SUBJECT: Ph.D. Dissertation Defense
   
BY: Saswat Mishra
   
TIME: Monday, December 3, 2018, 11:00 a.m.
   
PLACE: Pettit Microelectronics, 102A
   
TITLE: Soft Material-Enabled Flexible Electronics for Disease Diagnostics, Therapeutics, and Healthcare
   
COMMITTEE: Dr. Woon-Hong Yeo, Chair (ME)
Dr. Peter Hesketh (ME)
Dr. Todd Sulchek (ME)
Dr. Markondeyaraj Pulugurtha (ECE)
Dr. Seung Woo Lee (ME)
 

SUMMARY

The United States healthcare costs are approaching half a trillion dollars annually while mortality rates continue to rise from neurodegenerative and systemic diseases. Preemptive and therapeutics care is an alternative to expensive surgeries in order to reduce costs. Popularity with wearable devices enables in vivo biosensing platforms, but the existing devices are heavy, rigid, and bulky which inherently disrupts high-quality data recording and causes discomfort. This proposal optimizes the mechanics and materials for a soft material platform integrated with open-mesh, serpentine structures for extreme flexibility and stretchability. Mechanical integration of these sensors and devices is enabled by printing techniques using photolithography and aerosol jet printing.

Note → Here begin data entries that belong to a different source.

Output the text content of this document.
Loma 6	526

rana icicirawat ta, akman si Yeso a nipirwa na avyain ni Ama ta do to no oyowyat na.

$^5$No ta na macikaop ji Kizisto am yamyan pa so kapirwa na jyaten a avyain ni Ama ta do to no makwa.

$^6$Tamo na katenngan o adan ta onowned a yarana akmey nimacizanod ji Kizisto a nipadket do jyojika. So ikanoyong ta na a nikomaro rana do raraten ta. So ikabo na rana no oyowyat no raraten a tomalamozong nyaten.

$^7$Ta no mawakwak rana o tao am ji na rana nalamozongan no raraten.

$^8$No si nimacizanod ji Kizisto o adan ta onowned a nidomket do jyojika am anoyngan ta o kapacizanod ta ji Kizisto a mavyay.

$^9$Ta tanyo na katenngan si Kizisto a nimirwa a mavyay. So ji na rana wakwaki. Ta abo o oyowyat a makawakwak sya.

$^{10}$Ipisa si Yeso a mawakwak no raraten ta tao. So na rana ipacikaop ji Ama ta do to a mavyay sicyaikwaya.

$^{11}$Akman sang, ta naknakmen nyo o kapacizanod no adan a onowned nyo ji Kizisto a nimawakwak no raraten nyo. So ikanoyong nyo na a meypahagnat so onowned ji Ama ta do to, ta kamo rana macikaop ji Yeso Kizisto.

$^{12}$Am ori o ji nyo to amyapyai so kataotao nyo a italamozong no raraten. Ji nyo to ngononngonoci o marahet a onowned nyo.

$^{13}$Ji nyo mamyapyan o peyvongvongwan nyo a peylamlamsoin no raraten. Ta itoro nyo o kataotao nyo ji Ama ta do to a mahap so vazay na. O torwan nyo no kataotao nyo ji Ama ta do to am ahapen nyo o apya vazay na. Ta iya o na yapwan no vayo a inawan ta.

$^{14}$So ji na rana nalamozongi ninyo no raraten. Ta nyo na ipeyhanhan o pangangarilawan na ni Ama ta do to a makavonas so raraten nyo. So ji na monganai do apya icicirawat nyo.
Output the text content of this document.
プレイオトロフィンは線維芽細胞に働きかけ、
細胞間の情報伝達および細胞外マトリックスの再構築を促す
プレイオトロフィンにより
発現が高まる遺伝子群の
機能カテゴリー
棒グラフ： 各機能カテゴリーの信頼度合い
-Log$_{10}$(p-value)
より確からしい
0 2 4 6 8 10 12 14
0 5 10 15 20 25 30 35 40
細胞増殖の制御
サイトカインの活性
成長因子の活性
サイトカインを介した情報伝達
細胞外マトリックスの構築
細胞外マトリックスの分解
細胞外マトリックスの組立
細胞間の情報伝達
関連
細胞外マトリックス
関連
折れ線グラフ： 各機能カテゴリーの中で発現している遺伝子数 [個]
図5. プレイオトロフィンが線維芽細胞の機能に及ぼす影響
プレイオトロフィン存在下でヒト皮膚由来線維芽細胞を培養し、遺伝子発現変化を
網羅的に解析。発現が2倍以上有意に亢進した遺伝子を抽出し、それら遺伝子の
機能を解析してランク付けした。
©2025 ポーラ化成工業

Ultimately these sensors enable preventative care which is half the problem for exorbitant health care costs so we dwelled into a wearable platform for ocular therapy systems enabled by electrooculograms. Our therapeutic platform aims to facilitate users from debilitating diseases such as Parkinson disease and convergence insufficiency. Our wearable “skin-like” electrodes enhance the recording and classification of ocular signals to control a wheelchair for Parkinson disease patients. Additionally, a similar platform enables us to record contrasting eye vergence motions with a virtual reality headset for home-based visual therapy. In this proposal, a set of materials, mechanics, and system integration methods is presented and discussed to unite preemptive and therapeutic care using electrooculograms with wearable devices.